A workcell is derived either from a Toplevel Tkinter class for a standalone application, or a Frame or Lableframe class
where a workcell will be embedded in another object. For a LabelFrame or Frame class, the workcell constructor is
passed a reference to the parent object and a unique workcell name. For a Toplevel class, only the unique workcell name
is required. The workcell name is then passed to Transceiver __init__ method. The transceiver __init__ method then sends
a registration message to the hub workcell. When the hub receives the message, it verifies that the name is unique and
adds the name and reference to the workcell's transfer method to its database.
A runtime error will be raised if the name is not unique.
A message consists of a trigger, which is a unique text string and a payload which is a reference to a Python object.
The trigger is a concatentation of a workcell name and a tag string such as 'Stop', 'Start', etc.
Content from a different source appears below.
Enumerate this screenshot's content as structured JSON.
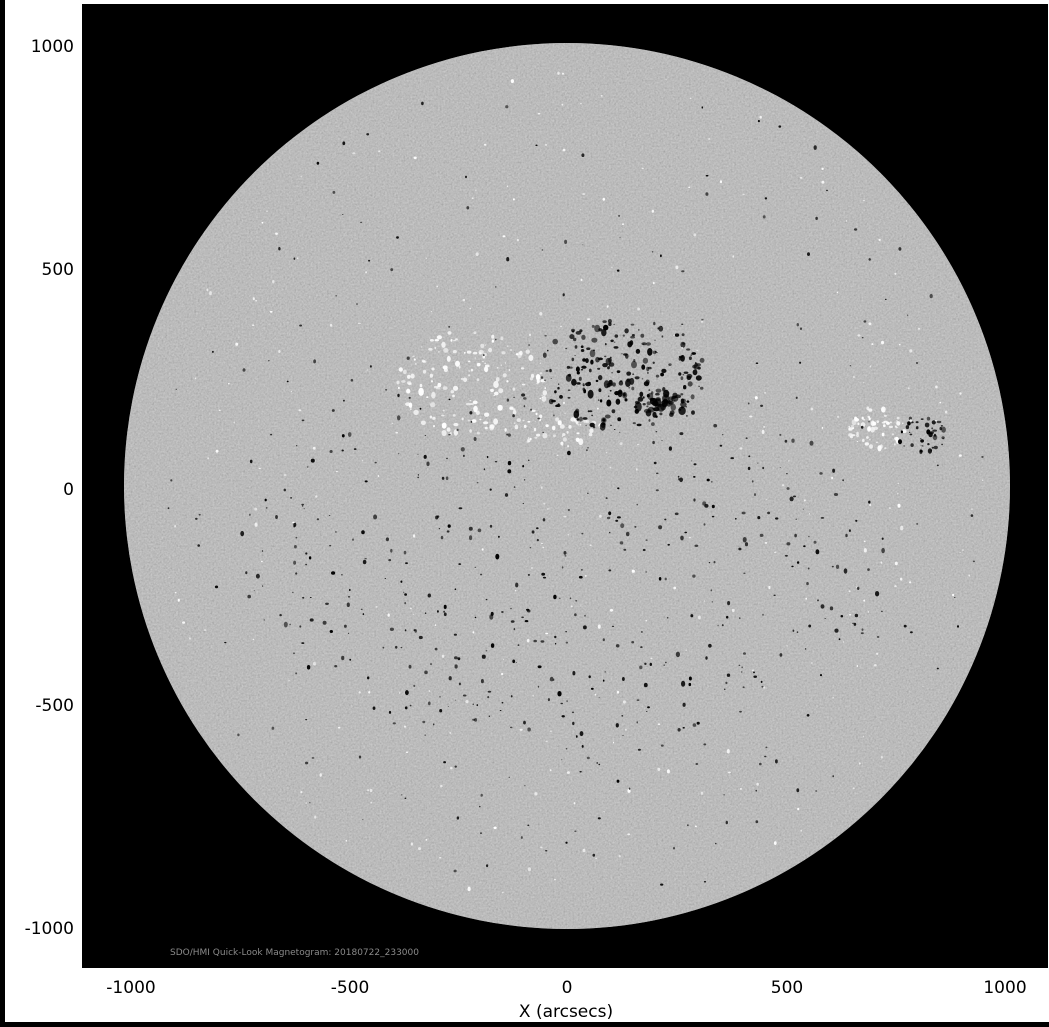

Because the workcell
name is unique, tag strings can be reused because the concatenation of workcell name and tag will be unique.
Two types of messages are used, status and request. Status messages are sent by a workcell when the recipients are not
known in advance and may be sent to multiple workcells simultaneously. Request messages are sent when the recipient is
known in advance and are sent only to a single workcell.
For status messages, the sending workcell name is used to create the trigger because this is the only workcell name that
is known at instantiation. The receiving workcells can set up their message response dictionaries using triggers derived
from the expected sending workcell name.
For request messages, the receiving workcell name is used to create the trigger because this is the only workcell name
known to the receiver at instantiation. The receiver can then set up its message response dictionary using triggers
derived from its own name.
Because the triggers are text based, the workcell associated with a trigger doesn't need to exist when the message
response dictionary is set up. A runtime error will occur only when a message is sent to an uninstantiated workcell.
A workcell prepares to receive a message by using the bindRequest and bindStatus methods to bind a trigger to an
internal method. If None or no method reference is passed to bindRequest or bindStatus methods, the message will be
ignored.
The binding methods are not direct acting, instead they send a request message to the hub which acts on the request when
it reaches the top of the queue. This prevents race conditions because any prior messages in the queue will be acted on
before the binding can change.
A special broadcast method is also available. This method sends out request messages to every workcell with the same
tag. This is used for special purposes like sending a shutdown message when the main application is closed. This gives
workcells a chance to do housekeeping tasks like closing serial ports before shutting down.